Question

The length of a rectangular park is thrice its breadth. If Seema jogged around it 2 times and covered a distance of 4 km. What is the length of the park?

Answer 1

Answer:

The length of the park is 3/4 km (or 0.75 km).

Step-by-step explanation:

"Thrice its breadth" is a fancy way of saying three times the width. Therefore, we can make the equation for the width of the park be p.
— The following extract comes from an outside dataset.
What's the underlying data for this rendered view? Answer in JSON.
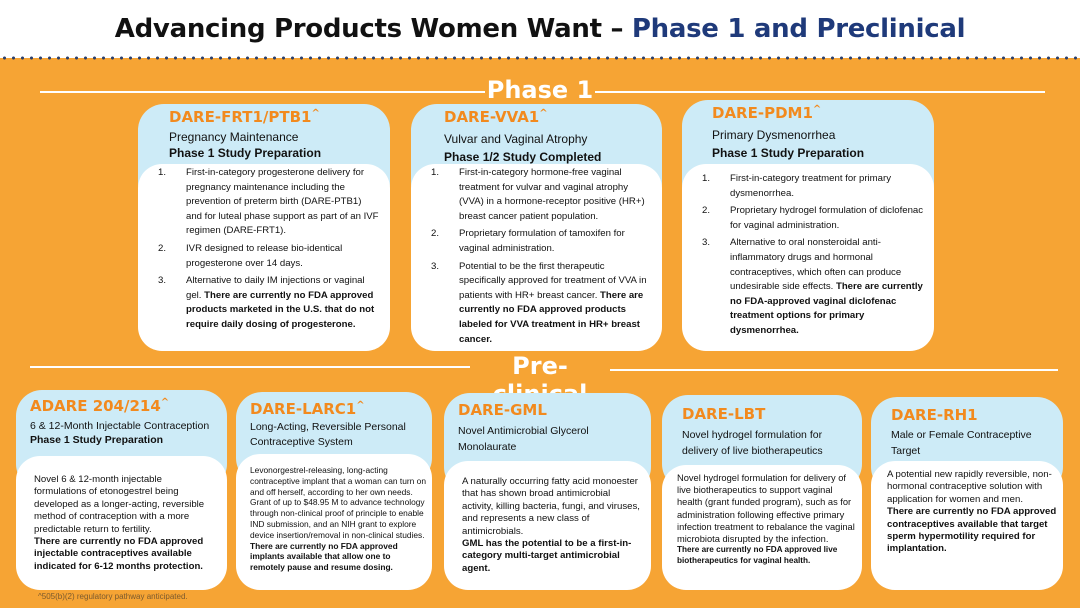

The length will be represented by 3p.

First let's find the perimeter of the park by using the formula 2(w + L), which is multiplying both the width and length by two and then adding them together.

2(p + 3p) = perimeter

2p + 6p = 8p; after distributing 2 inside the parentheses and combining like terms you are left with 8p as the perimeter.

Now this is where Seema jogging around the park and the distance covered comes into play.

We can make the perimeter equal to 4 km/2 because this is the perimeter of the park (since Seema ran around it twice, we divide by 2 to make it like she only ran around it once).

Make our expression for the perimeter equal to the actual perimeter.

8p = 2 (4/2)

Divide both sides of the equation by 8 to isolate and solve for p, the length of the park.

p = 2/8; simplified it becomes p = 1/4.

Substitute x into the expression representing the length: 3p.

3(1/4) = 3/4 or 0.75; this is the length of the park.

Answer 2

$\textbf{\underline{\underline{Answer :-}}}$

The Length of the Rectangle is 0.75 km and Breadth is 0.25 km.

$\textbf{\underline{\underline{Explanation :-}}}$

Given :

Length of the Rectangle = Thrice its breadth.

Seema jogged around = 2 times

Covered distance of = 4 km

To find :

The Length of Rectangle

Solution :

As she takes a round along the boundary 2 times, the distance covered will be the twice of the the Perimeter by her.

$\rule{300}{1.5}$

Divide 4 by 2 to get the Perimeter :

$\tt{\implies} \: 4 \div 2$

$\tt{\implies} \: 2$

2 km is the Perimeter of the Rectangle

$\rule{300}{1.5}$

As we got the Perimeter, we can now find the dimensions of the Rectangle.

Consider Breadth as x

Length = 3x

★ $\boxed{\sf{Perimeter = 2(Length+Breadth)}}$

$\tt{\implies} \: 2(3x + x) = 2$

$\tt{\implies} \: 6x + 2x = 2$

$\tt{\implies} \: 8x = 2$

$\tt{\implies} \: x = \dfrac{2}{8}$

$\tt{\implies} \: x = 0.25$

$\rule{300}{1.5}$

Value of 3x

$\tt{\implies} \:3 \times 0.25$

$\tt{\implies} \: 0.75$

$\therefore$ The Length of the Rectangle is 0.75 km and Breadth is 0.25 km

$\rule{300}{1.5}$

$\textbf{\underline{\underline{Verification :-}}}$

$\tt{\implies} \: 2(0.75 + 0.25) = 2$

$\tt{\implies} \: 1.5 + 0.5 = 2$

$\tt{\implies} \: 2 = 2$

$\therefore$ The Length of the Rectangle is 0.75 km and Breadth is 0.25 km.